Protests and Pro-democracy Movements in Autocracies
How can decentralized protest movements challenge entrenched, repressive, and highly resilient authoritarian regimes? This question is central to Diana T. Kudaibergen’s groundbreaking new book, The Kazakh Spring: Digital Activism and the Challenge to Dictatorship. Together with renowned political scientists and sociologists we discuss the dynamics between authoritarian regimes and democratization movements – with a focus on Central Asia and Eastern Europe.
Using the context of the Kazakh Spring protests (2019–ongoing), Diana T. Kudaibergen addresses how the interplay between a repressive regime and democratization struggles define and shape each other. Combining original interview data, digital ethnography, and contentious politics studies, she argues that the new generation of activists, including Instagram political influencers and renowned public intellectuals, have been able to de-legitimize and counter one of the most resilient authoritarian regimes and inspire mass protests that none of the formalized opposition ever imagined possible in Kazakhstan.
Whilst taking The Kazakh Spring as a focal point, the panel discussion addresses broader questions about protests and pro-democracy movements in autocracies in Central Asia and Eastern Europe.

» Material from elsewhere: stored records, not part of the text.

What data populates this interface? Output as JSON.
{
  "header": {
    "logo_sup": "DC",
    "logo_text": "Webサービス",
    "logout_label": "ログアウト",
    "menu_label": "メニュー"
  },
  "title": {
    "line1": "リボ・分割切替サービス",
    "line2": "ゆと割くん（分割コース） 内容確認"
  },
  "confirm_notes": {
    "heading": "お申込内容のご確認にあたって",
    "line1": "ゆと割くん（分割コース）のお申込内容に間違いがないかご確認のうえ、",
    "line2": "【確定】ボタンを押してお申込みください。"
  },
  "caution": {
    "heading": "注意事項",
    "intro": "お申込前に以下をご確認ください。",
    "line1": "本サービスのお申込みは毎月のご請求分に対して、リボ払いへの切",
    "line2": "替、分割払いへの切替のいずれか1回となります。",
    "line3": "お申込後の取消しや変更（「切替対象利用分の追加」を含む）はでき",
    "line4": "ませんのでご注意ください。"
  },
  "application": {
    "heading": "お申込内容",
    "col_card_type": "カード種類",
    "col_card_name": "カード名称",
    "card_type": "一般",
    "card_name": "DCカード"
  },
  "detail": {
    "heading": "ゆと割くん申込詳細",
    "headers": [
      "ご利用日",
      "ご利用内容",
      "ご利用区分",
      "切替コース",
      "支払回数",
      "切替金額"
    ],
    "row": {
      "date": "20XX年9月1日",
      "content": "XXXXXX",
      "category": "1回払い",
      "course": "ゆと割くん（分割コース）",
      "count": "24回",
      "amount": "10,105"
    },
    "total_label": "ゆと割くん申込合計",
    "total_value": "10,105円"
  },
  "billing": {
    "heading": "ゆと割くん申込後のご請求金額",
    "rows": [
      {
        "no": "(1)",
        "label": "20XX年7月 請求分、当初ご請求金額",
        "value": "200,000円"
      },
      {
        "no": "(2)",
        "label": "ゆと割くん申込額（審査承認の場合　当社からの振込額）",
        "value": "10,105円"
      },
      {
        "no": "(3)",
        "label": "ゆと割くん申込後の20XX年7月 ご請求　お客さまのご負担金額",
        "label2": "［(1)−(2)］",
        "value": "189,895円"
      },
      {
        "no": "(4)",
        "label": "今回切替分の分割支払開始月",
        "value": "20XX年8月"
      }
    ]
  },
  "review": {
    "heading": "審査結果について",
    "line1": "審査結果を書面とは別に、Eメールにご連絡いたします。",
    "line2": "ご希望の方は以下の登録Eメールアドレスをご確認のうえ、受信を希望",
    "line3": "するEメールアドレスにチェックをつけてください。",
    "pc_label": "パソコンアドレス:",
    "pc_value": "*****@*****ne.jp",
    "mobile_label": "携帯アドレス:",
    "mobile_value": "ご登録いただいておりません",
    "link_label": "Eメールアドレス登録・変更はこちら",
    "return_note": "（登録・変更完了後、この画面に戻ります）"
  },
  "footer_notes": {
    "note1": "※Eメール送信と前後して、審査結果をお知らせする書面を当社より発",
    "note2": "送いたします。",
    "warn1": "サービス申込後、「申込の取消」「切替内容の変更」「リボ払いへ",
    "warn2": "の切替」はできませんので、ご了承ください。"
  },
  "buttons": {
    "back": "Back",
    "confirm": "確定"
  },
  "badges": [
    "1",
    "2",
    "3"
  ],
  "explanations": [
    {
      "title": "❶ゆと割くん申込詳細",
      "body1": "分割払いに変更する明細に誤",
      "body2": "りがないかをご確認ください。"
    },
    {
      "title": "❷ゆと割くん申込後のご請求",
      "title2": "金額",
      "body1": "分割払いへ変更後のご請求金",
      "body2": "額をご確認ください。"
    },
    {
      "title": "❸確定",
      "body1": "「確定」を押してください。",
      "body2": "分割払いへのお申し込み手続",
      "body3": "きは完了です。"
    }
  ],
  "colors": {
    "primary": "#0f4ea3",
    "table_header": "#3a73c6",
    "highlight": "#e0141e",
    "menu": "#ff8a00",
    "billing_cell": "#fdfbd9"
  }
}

The panel is part of the Decolonial Dialogues Workshop that seeks to de-center the focus of Eastern European, Central Asian, and Northern Eurasian studies from a singular emphasis on Russia/Kremlin, instead amplifying diverse voices from these regions. The speakers address the resistance to discursive colonialism or scholarly discourse that reproduces power asymmetries and naturalizes them in people’s minds.
About the speakers
Diana T. Kudaibergen is a political sociologist and a new lecturer in Central Asian Politics and Society at UCL SSEES. She previously taught sociology at the University of Cambridge and International University in Turkmenistan. She’s the author of Rewriting the Nation in Modern Kazakh Literature (2017), Toward Nationalizing Regimes (2020), The Kazakh Spring (2024), and a forthcoming volume called What Does it Mean to Be Kazakhstani? to be published by Hurst London in the coming months. Kudaibergen is the author of numerous articles about nation-building and regime dynamics in Eurasia.

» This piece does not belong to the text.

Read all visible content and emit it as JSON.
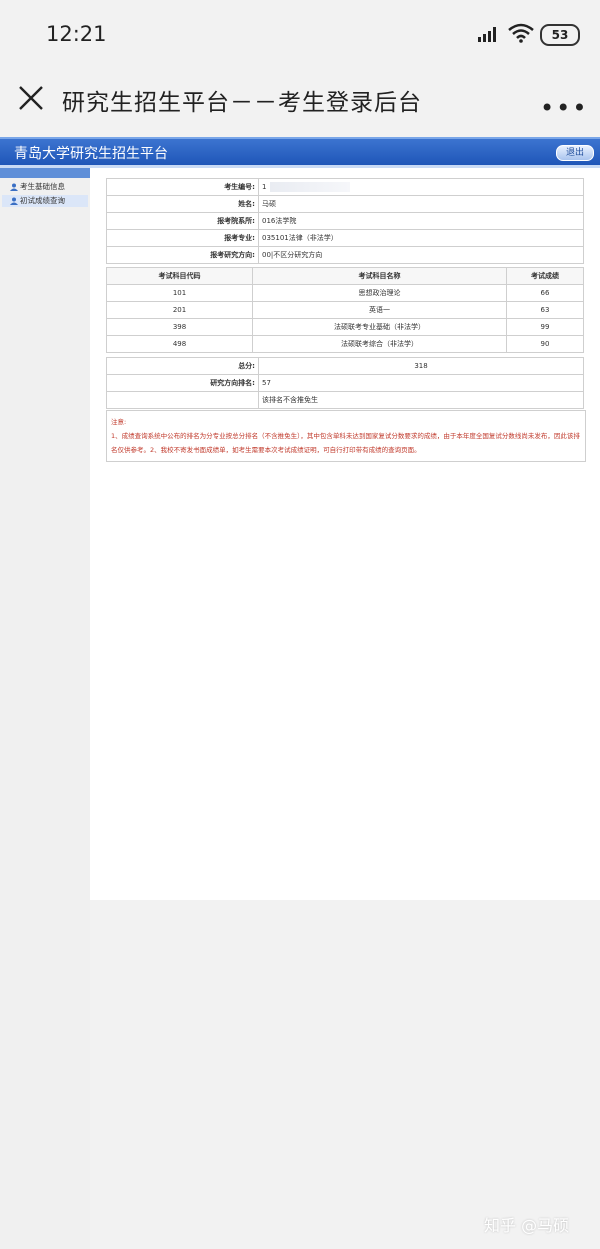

Assel Tutumlu, is an Associate Professor in Political Science at Near East University, Northern Cyprus. Her research explores the nature of authoritarian regimes in Central Asia and beyond, particularly looking into discursive and disciplinary practices. She appeared on Al-Jazeera, BBC, TRT World, and France24. Her work was published in Europe-Asia Studies, Central Asian Survey, Security Journal, Journal of Eurasian Studies, and Problems of Post-Communism.
Tereza Hendl is a philosopher and bioethicist. She currently works as a Postdoctoral Researcher at the University of Augsburg and Research Associate at the Ludwig Maximilian University of Munich. Her research investigates concerns of vulnerability, refusal, empowerment, justice and solidarity, and the ethics and epistemology of health technologies and interventions. Some of her latest work explores European East-West inequalities and their impact on health, also accounting for the impact of German and Russian imperialism. She is the founder of the Central and Eastern European Feminist Research Network, which supports CEE researchers and counters the epistemic marginalisation of CEE scholarship, and co-founder of the RUTA Association for Central, South, and Eastern Europe, Baltic, Caucasus, Central and Northern Asia Studies in Global Conversation.
Nodira Kholmatova (moderator) is a sociologist and a postdoctoral researcher at the Political Science Department, University of Amsterdam. Nodira researches return migration and deportation regimes and the impact of migration policies on migrants and their families. Her research areas focus on migration trajectories from Central Asia, and more recently, she has also been looking into Western Balkans and Southeast Asia. Her works are published in Political Geography, Advances in Life Course Research Journal (forthcoming).